Baca juga : Dapur Umum TNI-Polri di Kudus Sediakan 500 Porsi Makanan untuk Buka Puasa
Sementara itu, Plt Bupati Kudus HM Hartopo yang ikut memasak menuturkan, kegiatan yang dilakukan PKK Kabupaten ini akan juga dilakukan di sembilan kecamatan di Kabupaten Kudus. Menurutnya, pendirian dapur umum ini akan sangat membantu masyarakat, terutama mereka yang terimbas Covid-19.
“Sebenarnya kalau bicara urgent, ya tidak urgent. Namun kegiatan ini baik untuk membantu masyarakat di tengah pandemi Covid-19,” ungkapnya.

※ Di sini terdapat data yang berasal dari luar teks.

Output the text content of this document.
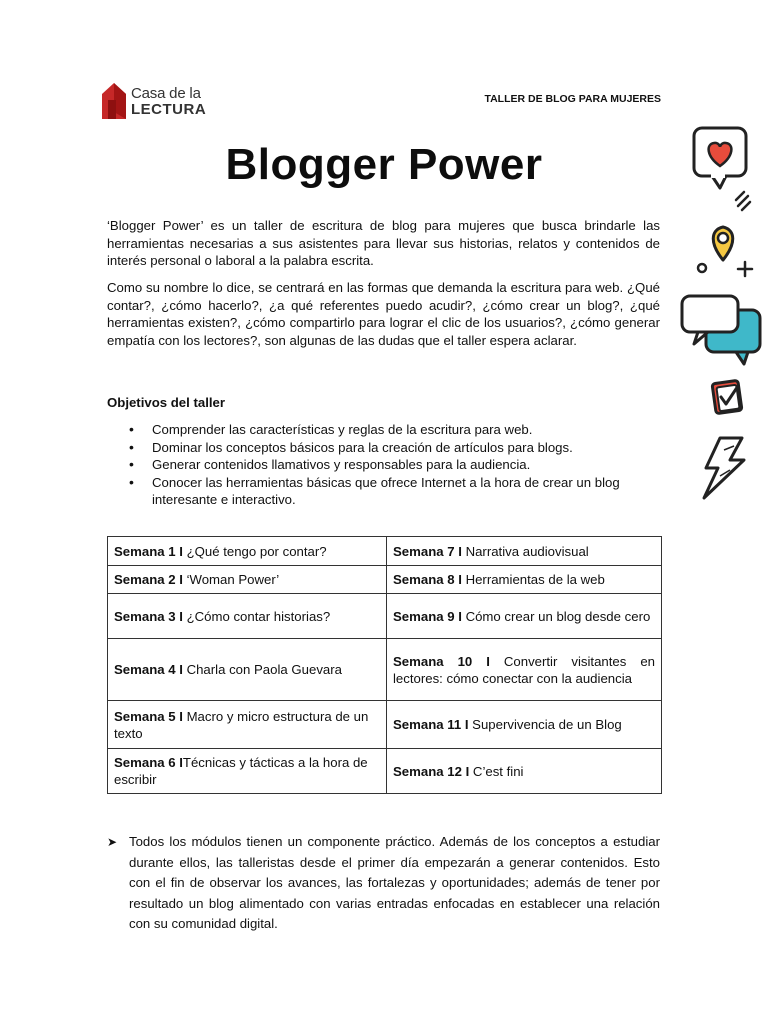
Casa de la
LECTURA
TALLER DE BLOG PARA MUJERES
Blogger Power

‘Blogger Power’ es un taller de escritura de blog para mujeres que busca brindarle las herramientas necesarias a sus asistentes para llevar sus historias, relatos y contenidos de interés personal o laboral a la palabra escrita.

Como su nombre lo dice, se centrará en las formas que demanda la escritura para web. ¿Qué contar?, ¿cómo hacerlo?, ¿a qué referentes puedo acudir?, ¿cómo crear un blog?, ¿qué herramientas existen?, ¿cómo compartirlo para lograr el clic de los usuarios?, ¿cómo generar empatía con los lectores?, son algunas de las dudas que el taller espera aclarar.

Objetivos del taller
• Comprender las características y reglas de la escritura para web.
• Dominar los conceptos básicos para la creación de artículos para blogs.
• Generar contenidos llamativos y responsables para la audiencia.
• Conocer las herramientas básicas que ofrece Internet a la hora de crear un blog interesante e interactivo.
Semana 1 I ¿Qué tengo por contar?	Semana 7 I Narrativa audiovisual
Semana 2 I ‘Woman Power’	Semana 8 I Herramientas de la web
Semana 3 I ¿Cómo contar historias?	Semana 9 I Cómo crear un blog desde cero
Semana 4 I Charla con Paola Guevara	Semana 10 I Convertir visitantes en lectores: cómo conectar con la audiencia
Semana 5 I Macro y micro estructura de un texto	Semana 11 I Supervivencia de un Blog
Semana 6 ITécnicas y tácticas a la hora de escribir	Semana 12 I C’est fini
➤ Todos los módulos tienen un componente práctico. Además de los conceptos a estudiar durante ellos, las talleristas desde el primer día empezarán a generar contenidos. Esto con el fin de observar los avances, las fortalezas y oportunidades; además de tener por resultado un blog alimentado con varias entradas enfocadas en establecer una relación con su comunidad digital.
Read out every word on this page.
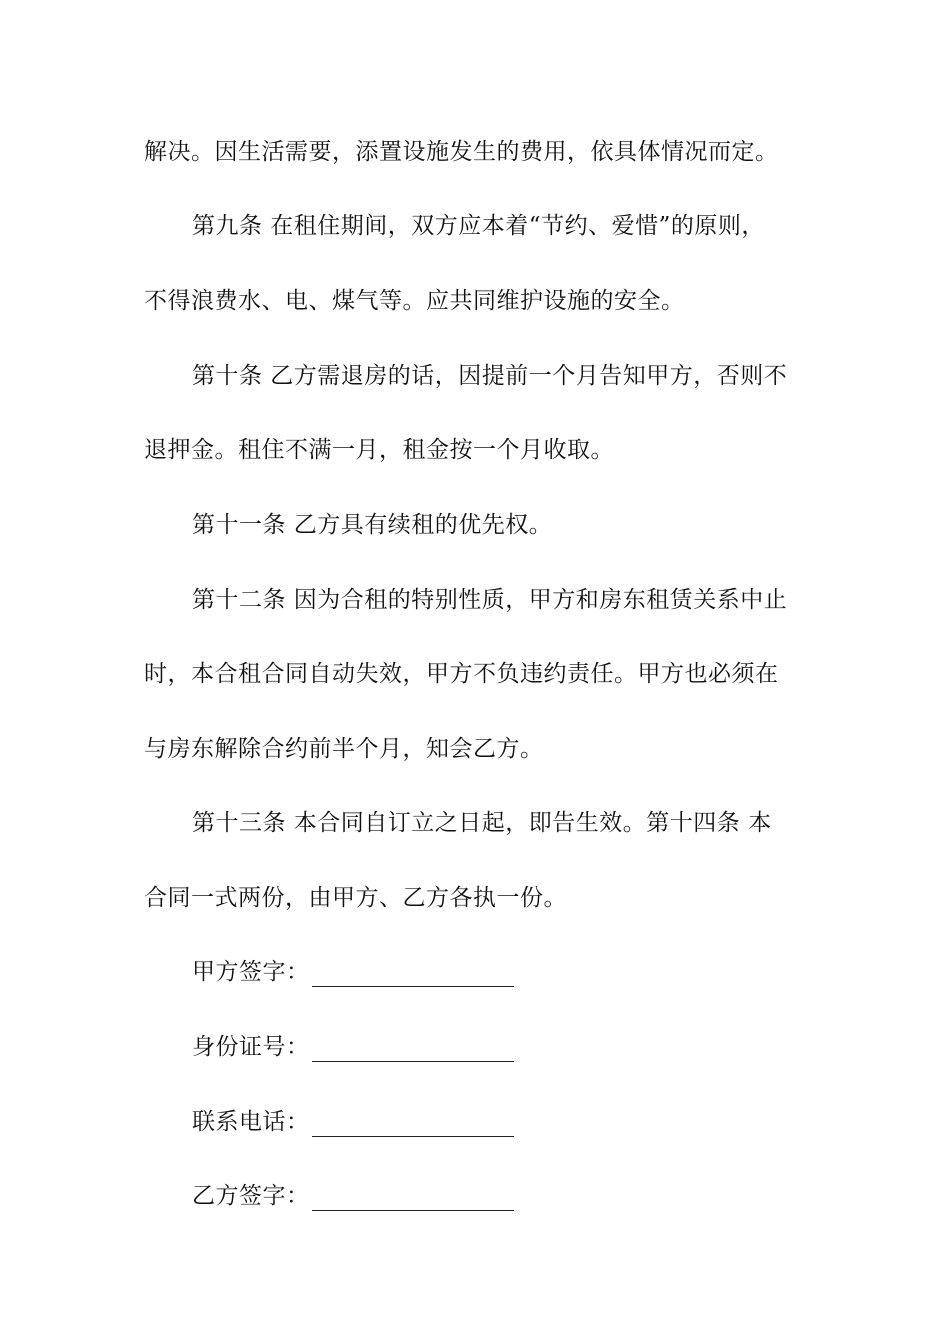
解决。因生活需要，添置设施发生的费用，依具体情况而定。
第九条 在租住期间，双方应本着“节约、爱惜”的原则，
不得浪费水、电、煤气等。应共同维护设施的安全。
第十条 乙方需退房的话，因提前一个月告知甲方，否则不
退押金。租住不满一月，租金按一个月收取。
第十一条 乙方具有续租的优先权。
第十二条 因为合租的特别性质，甲方和房东租赁关系中止
时，本合租合同自动失效，甲方不负违约责任。甲方也必须在
与房东解除合约前半个月，知会乙方。
第十三条 本合同自订立之日起，即告生效。第十四条 本
合同一式两份，由甲方、乙方各执一份。
甲方签字：
身份证号：
联系电话：
乙方签字：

Menurutnya, dengan dibukanya dapur umum di setiap kecamatan, masyarakat yang terkena dampak virus Corona akan banyak yang terbantu. “Semua anggaran sudah disiapkan, termasuk anggaran potongan ASN (aparatur sipil negara),” jelasnya.
Baca juga : Lewat Jogo Tonggo, Warga Jomblang Terdampak Corona Bisa Makan Gratis di Dapur Umum
Dia menyebutnya, dari hasil memasak di dapur umum tersebut, setidaknya menghasilkan 700 porsi. Makanan tersebut kemudian dibungkus dan selanjutnya dibagikan kepada masyarakat untuk berbuka puasa. Rinciannya, 250 boks akan dibagikan sekitar Kantor Pemkab Kudus sisanya akan didistribusikan ke sembilan kecamatan.
“Targetnya masih sama ya, yaitu masyarakat yang berkerja di jalan. Ada tukang becak, PKL dan tukang ojek. Ini juga kita bantu untuk anak yatim,” jelasnya.